Regret nothing. Not the cruel novels you read
to the end just to find out who killed the cook, not
the insipid movies that made you cry in the dark,
in spite of your intelligence, your sophistication, not
the lover you left quivering in a hotel parking lot,
the one you beat to the punch line, the door or the one
who left you in your red dress and shoes, the ones
that crimped your toes, don't regret those.
Not the nights you called god names and cursed
your mother, sunk like a dog in the living room couch,
chewing your nails and crushed by loneliness.
You were meant to inhale those smoky nights
over a bottle of flat beer, to sweep stuck onion rings
across the dirty restaurant floor, to wear the frayed
coat with its loose buttons, its pockets full of struck matches.
You've walked those streets a thousand times and still
you end up here. Regret none of it, not one
of the wasted days you wanted to know nothing,
when the lights from the carnival rides
were the only stars you believed in, loving them
for their uselessness, not wanting to be saved.
You've traveled this far on the back of every mistake,
ridden in dark-eyed and morose but calm as a house
after the TV set has been pitched out the window.
Harmless as a broken ax. Emptied of expectation.
Relax. Don't bother remembering any of it. Let's stop here,
under the lit sign on the corner, and watch all the people walk by.

5 comments:

Suburban Correspondent said...

Oh, lovely..."not wanting to be saved"...beautiful...

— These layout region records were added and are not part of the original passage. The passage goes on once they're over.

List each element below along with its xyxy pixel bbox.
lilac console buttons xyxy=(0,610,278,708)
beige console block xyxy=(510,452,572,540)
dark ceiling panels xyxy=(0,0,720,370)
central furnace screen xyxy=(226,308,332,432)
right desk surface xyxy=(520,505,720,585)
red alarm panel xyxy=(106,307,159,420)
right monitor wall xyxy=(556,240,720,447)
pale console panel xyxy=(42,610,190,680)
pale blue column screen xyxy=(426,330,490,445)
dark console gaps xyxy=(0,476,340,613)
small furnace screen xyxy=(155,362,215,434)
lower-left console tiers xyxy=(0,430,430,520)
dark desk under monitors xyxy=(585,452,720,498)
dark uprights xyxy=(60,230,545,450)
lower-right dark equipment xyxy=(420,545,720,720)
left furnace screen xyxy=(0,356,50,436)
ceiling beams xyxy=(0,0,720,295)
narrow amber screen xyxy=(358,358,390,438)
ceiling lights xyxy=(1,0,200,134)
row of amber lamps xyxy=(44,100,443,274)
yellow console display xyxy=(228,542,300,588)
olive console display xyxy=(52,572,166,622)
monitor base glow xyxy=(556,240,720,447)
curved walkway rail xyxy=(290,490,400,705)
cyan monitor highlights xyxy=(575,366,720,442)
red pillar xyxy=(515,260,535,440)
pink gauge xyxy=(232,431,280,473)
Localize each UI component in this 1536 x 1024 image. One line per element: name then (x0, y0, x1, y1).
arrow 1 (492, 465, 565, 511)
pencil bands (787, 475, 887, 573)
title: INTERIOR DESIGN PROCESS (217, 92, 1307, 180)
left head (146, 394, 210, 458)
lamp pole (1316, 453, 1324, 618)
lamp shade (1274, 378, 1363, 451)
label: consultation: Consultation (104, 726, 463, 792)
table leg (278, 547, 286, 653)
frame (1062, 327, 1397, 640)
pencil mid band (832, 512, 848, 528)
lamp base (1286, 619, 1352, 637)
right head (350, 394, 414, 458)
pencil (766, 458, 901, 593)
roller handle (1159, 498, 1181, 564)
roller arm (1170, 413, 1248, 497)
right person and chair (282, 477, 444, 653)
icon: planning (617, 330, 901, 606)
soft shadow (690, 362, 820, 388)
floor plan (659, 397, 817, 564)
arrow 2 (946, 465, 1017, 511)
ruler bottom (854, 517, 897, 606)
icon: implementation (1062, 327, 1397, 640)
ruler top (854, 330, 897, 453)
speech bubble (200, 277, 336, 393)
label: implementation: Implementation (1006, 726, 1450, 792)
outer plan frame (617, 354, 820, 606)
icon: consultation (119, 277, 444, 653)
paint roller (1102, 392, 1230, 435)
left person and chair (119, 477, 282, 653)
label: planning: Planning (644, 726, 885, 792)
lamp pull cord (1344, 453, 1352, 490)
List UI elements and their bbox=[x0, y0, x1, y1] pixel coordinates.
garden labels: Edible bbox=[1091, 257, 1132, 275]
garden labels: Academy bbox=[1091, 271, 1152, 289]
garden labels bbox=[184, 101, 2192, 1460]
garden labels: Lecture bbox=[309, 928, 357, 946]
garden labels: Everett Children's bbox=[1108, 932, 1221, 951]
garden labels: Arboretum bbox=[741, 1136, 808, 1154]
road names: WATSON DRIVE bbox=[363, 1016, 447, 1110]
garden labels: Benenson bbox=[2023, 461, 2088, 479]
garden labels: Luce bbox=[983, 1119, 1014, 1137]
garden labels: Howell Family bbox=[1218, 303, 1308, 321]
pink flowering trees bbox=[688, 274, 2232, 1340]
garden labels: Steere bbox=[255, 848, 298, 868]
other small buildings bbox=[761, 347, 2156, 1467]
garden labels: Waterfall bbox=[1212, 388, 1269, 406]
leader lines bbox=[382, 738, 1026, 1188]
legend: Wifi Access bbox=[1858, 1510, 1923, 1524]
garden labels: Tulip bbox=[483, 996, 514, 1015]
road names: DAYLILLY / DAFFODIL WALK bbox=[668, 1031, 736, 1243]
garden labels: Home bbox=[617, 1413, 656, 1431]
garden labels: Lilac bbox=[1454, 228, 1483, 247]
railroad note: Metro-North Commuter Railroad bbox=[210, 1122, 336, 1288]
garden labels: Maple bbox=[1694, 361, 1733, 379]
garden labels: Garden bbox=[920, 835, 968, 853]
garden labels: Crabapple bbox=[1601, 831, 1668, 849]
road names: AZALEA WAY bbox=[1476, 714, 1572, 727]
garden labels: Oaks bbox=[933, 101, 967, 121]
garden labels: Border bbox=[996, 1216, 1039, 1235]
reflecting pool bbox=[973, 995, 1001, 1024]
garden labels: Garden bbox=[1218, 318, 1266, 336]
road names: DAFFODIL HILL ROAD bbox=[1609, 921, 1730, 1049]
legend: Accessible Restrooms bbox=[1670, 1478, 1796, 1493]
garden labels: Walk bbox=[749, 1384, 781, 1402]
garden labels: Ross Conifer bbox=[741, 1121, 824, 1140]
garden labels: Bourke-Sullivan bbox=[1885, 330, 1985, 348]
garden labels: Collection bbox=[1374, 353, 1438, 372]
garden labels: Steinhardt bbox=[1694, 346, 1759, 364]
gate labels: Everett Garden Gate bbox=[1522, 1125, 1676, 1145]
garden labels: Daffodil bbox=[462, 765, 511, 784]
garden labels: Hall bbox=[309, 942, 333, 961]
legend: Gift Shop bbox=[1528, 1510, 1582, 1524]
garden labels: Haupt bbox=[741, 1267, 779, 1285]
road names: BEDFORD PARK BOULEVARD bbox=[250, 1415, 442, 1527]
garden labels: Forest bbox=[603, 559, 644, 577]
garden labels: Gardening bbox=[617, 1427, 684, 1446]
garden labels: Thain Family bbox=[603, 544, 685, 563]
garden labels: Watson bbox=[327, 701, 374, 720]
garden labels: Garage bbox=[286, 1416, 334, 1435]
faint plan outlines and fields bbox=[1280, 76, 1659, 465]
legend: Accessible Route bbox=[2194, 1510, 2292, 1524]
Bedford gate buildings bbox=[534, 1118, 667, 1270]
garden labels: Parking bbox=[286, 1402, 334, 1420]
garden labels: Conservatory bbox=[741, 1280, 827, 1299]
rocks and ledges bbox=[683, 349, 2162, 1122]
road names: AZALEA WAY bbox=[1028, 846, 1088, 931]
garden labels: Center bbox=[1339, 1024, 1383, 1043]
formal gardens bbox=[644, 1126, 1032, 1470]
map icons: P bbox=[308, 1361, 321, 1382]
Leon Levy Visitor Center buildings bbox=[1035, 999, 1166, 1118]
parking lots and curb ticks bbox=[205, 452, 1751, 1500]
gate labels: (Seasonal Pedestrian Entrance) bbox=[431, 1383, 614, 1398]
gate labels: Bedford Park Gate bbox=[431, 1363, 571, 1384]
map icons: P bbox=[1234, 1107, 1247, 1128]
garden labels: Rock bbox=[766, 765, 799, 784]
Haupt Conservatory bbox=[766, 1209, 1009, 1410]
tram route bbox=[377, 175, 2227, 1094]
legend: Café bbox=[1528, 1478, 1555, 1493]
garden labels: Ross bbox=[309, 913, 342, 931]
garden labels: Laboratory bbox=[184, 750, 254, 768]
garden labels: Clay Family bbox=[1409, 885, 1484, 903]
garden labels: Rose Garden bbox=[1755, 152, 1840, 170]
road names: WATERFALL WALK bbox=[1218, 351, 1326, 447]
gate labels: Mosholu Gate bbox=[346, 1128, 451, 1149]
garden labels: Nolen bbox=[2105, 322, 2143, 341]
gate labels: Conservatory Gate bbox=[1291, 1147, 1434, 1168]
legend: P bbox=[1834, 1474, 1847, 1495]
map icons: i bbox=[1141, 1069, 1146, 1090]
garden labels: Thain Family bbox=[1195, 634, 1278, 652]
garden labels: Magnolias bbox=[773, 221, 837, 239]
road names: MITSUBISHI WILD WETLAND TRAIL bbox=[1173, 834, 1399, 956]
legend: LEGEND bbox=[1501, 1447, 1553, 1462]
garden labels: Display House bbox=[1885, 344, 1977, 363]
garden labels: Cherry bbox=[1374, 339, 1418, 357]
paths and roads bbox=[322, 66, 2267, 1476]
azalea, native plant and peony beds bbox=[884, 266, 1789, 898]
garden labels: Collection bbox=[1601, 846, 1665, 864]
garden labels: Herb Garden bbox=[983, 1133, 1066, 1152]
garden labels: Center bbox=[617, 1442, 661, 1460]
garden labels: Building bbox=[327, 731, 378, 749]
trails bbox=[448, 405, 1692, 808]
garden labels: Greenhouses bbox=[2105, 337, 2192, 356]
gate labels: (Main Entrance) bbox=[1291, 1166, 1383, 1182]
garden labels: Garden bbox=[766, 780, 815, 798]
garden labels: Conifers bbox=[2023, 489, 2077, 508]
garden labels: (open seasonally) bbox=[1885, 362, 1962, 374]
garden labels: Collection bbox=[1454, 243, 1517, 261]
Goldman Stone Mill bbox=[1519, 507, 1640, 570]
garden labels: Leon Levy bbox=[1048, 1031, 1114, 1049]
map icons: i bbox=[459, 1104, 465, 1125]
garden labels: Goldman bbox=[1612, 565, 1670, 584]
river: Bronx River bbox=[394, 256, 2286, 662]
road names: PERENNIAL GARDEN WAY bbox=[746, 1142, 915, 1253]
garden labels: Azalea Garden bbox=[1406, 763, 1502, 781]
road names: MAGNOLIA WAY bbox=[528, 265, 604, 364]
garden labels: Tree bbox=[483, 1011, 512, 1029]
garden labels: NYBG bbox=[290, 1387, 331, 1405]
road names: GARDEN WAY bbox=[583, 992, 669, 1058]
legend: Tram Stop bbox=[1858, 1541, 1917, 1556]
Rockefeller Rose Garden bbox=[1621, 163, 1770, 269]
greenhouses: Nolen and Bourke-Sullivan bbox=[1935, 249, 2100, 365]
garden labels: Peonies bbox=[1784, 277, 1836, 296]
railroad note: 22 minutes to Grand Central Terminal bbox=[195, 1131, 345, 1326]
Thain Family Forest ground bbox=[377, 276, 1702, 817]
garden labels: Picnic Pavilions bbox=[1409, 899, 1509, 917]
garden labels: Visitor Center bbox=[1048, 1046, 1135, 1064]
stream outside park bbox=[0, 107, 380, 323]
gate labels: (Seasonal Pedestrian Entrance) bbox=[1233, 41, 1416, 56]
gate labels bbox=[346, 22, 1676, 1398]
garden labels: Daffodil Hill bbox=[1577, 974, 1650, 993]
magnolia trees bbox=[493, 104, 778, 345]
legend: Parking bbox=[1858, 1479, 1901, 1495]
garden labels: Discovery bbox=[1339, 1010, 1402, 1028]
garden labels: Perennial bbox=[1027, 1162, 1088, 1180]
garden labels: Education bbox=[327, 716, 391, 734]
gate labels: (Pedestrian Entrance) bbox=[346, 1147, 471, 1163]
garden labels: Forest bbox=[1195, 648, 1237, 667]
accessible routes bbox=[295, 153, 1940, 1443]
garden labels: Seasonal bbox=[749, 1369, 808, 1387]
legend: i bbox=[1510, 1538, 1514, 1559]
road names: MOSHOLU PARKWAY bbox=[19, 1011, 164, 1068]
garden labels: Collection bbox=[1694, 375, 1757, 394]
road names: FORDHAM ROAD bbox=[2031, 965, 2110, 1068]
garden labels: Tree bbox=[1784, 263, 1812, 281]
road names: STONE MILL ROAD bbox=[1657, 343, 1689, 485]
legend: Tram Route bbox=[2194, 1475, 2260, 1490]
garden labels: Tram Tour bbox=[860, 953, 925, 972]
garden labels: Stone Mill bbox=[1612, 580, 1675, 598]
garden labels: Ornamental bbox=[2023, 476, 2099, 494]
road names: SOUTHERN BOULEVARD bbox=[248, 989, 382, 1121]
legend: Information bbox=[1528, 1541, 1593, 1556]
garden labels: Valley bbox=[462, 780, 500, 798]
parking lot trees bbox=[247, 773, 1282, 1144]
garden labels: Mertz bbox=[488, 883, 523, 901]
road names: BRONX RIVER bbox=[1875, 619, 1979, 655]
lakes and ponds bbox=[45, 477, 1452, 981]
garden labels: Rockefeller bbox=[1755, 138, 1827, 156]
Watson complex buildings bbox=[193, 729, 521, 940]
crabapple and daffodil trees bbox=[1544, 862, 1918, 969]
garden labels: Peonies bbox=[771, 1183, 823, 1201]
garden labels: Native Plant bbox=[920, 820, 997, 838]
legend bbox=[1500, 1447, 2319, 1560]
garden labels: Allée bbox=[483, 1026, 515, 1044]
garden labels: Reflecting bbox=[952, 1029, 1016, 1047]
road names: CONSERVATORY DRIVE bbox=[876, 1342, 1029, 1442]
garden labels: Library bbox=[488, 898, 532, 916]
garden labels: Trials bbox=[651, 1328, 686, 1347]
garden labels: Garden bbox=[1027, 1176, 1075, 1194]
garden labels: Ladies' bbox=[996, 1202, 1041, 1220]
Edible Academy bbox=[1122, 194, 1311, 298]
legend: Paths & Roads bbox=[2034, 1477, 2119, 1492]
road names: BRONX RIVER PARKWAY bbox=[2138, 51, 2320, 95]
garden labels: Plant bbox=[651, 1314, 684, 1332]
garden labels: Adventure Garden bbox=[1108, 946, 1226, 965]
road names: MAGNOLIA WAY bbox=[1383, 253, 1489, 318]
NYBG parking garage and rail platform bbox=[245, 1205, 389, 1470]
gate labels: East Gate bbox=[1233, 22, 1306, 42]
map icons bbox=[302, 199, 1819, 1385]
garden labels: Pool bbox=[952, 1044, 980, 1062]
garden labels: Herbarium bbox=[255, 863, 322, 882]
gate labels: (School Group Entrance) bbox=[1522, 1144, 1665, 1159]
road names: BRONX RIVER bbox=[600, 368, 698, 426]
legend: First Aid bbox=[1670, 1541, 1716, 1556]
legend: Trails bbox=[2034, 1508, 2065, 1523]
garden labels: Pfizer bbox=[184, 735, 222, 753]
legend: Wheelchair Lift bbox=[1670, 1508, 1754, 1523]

Suburban Correspondent said...

Another poem I recently fell in love with is Langston Hughes's "Mother to Son" - had never seen it before until someone posted it on their blog.

"And sometimes goin' in the dark
Where there ain't been no light."

Full of acceptance and humble suffering...

Irene said...

Thanks, I needed that.

Anonymous said...

This echoes the chapter of a John Dufresne book I just read last night.

MJ said...

Everyone needs a little self-forgiveness. Thanks for sharing!